Navigating an ever changing savings landscape
This week sees two quite notable birthday’s in the savings market. Today marked the 2nd anniversary of the launch of RCI Bank in the UK. Owned by the French car manufacturer Renault, RCI has been a bastion in the best buy tables, particularly for savers looking for access to their money. In their first 18 months, the bank notched up an impressive 60,000 customers and £2.1bn of savings. Without RCI’s appetite, I have no doubt that savers would have seen even lower rates for accounts with easy access. Their competition has helped provide some level of return in the market.
The second birthday of note arrives next week where the 5th July marks the 10 year anniversary of the recent nadir of the Bank of England Base Rate. That day saw base rate rise to 5.75% and is the last time we have seen the Monetary Policy Committee raise interest rates. The rest, as they say, is history. The stark reality of this though is we now have our first generation of savers who have known nothing but a low rate market and, for most part, a falling one during that time.
To mark their birthday, RCI commissioned research on the savings market from Opinion Research, highly respected journalist Simon Reed and consumer advice website Savings Champion. They also invited a number of market commentators (including myself) and personal financial journalists along to examine the results, to look at what the future may hold for savers and to discuss what needs to change to improve the market.
The key highlights of the research to me were the average savings balance was found to be £11,260 with average monthly savings being £239, which is down 14% on last year. 32% have never switched savings provider, 29% haven’t taken any action in 5 years and only 12% have moved in the past year. 43% have moved for better interest rates and 23% for customer service.
So, despite over 30 new providers entering the market in the past decade, there’s still huge inertia in the market. There are a number of reasons for this. Firstly, the actual incentive to change is deemed not worth it for far too many.
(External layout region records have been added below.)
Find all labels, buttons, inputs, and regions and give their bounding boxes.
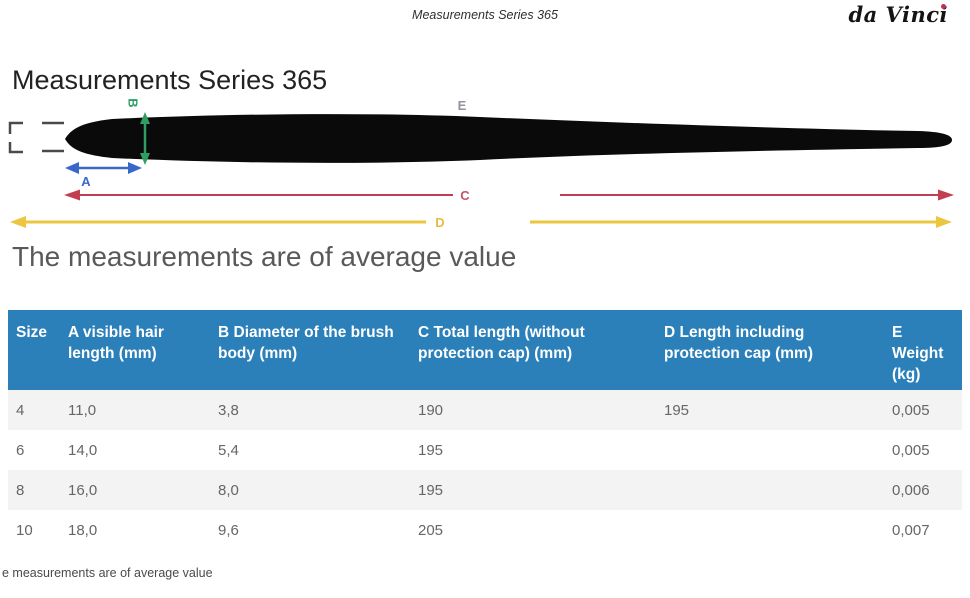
column-header-d-length-with-cap: D Length including protection cap (mm) (656, 310, 884, 390)
cell-total-length: 195 (418, 481, 444, 499)
cell-hair-length: 11,0 (68, 401, 97, 419)
measure-arrow-d (10, 216, 952, 228)
measure-label-d: D (435, 215, 444, 230)
brush-silhouette (65, 114, 952, 163)
measure-label-c: C (460, 188, 470, 203)
column-header-b-diameter: B Diameter of the brush body (mm) (210, 310, 410, 390)
brand-logo-red-dot-icon (941, 4, 946, 9)
column-header-e-weight: E Weight (kg) (884, 310, 962, 390)
document-header-title: Measurements Series 365 (412, 8, 558, 22)
measure-label-a: A (81, 174, 91, 189)
measure-arrow-b (140, 112, 150, 165)
brand-logo: da Vinci (848, 2, 948, 27)
brand-logo-text: da Vinci (848, 2, 948, 27)
table-row: 8 16,0 8,0 195 0,006 (8, 470, 962, 510)
cell-weight: 0,006 (892, 481, 930, 499)
cell-length-with-cap (656, 430, 884, 470)
column-header-c-total-length: C Total length (without protection cap) … (410, 310, 656, 390)
measure-arrow-a (65, 162, 142, 174)
cell-diameter: 9,6 (218, 521, 239, 539)
column-header-a-hair-length: A visible hair length (mm) (60, 310, 210, 390)
cell-size: 8 (16, 481, 25, 499)
cell-weight: 0,007 (892, 521, 930, 539)
cell-size: 4 (16, 401, 25, 419)
cell-hair-length: 16,0 (68, 481, 98, 499)
cell-length-with-cap (656, 470, 884, 510)
cell-size: 6 (16, 441, 25, 459)
measure-arrow-c (64, 189, 954, 201)
cell-weight: 0,005 (892, 401, 930, 419)
table-header-row: Size A visible hair length (mm) B Diamet… (8, 310, 962, 390)
table-row: 10 18,0 9,6 205 0,007 (8, 510, 962, 550)
cell-total-length: 195 (418, 441, 444, 459)
cell-diameter: 8,0 (218, 481, 239, 499)
column-header-size: Size (8, 310, 60, 390)
cell-weight: 0,005 (892, 441, 930, 459)
cell-size: 10 (16, 521, 33, 539)
table-row: 6 14,0 5,4 195 0,005 (8, 430, 962, 470)
page-subtitle: The measurements are of average value (12, 241, 517, 272)
cell-diameter: 5,4 (218, 441, 239, 459)
cell-diameter: 3,8 (218, 401, 239, 419)
page-title: Measurements Series 365 (12, 65, 328, 96)
footer-note: e measurements are of average value (2, 566, 213, 580)
measure-label-b: B (126, 98, 141, 107)
cell-length-with-cap: 195 (664, 401, 690, 419)
cell-total-length: 190 (418, 401, 444, 419)
measure-label-e: E (458, 98, 467, 113)
cell-total-length: 205 (418, 521, 444, 539)
protection-cap-dashed-outline (8, 121, 64, 154)
cell-hair-length: 18,0 (68, 521, 98, 539)
cell-hair-length: 14,0 (68, 441, 98, 459)
table-row: 4 11,0 3,8 190 195 0,005 (8, 390, 962, 430)
cell-length-with-cap (656, 510, 884, 550)
measurements-table: Size A visible hair length (mm) B Diamet… (8, 310, 962, 550)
On the average balance from the RCI research, gaining another 0.5% on interest rates from switching only nets another £50 a year in interest. For most people, this isn’t enough even in the climate of 5 minute online applications which can be funded there and then. Secondly, the low rate climate has encourage a significant group of consumers who see no point in savings in a low rate environment or who have searched for riskier but higher return options. Particularly for young people, the sums needed for a house deposit are so astronomical they see no point in scrimping and sacrificing while watching that first house purchase become even more unobtainable. Thirdly, the volume of choice is so great that many savers are put off as there is such a range of products and providers, coupled with a lack of advice and education that doing nothing is less daunting for some than taking action.
What needs to change for the future? A switching service, like that which exists for current accounts was something discussed that seemed to have merit. Better education for consumers and more tools to help was also suggested. A number of the next wave of new banking entrants are certainly moving in this direction and there’s a number of financial management tools coming which will help. PSD2, which will open up access to more financial data, will also help this. There’s also a role for journalists and financial commentators to help here as well as parents – some estimates suggest we have our attitude to money engrained in us as early as 7 years old!
Personally, my hope is that consumer behaviour will change. Culturally, if we have a bad meal in a restaurant, we take our business elsewhere and often take to social media or Trip Advisor to tell everyone else. However, if we get derisory savings rates and poor service, 8/10 of us take it on the chin. I’d like to see more customers treat banks like restaurants! Will it happen in the next decade? Who knows! The only thing I know is that it is going to be fascinating to see how the market plays out.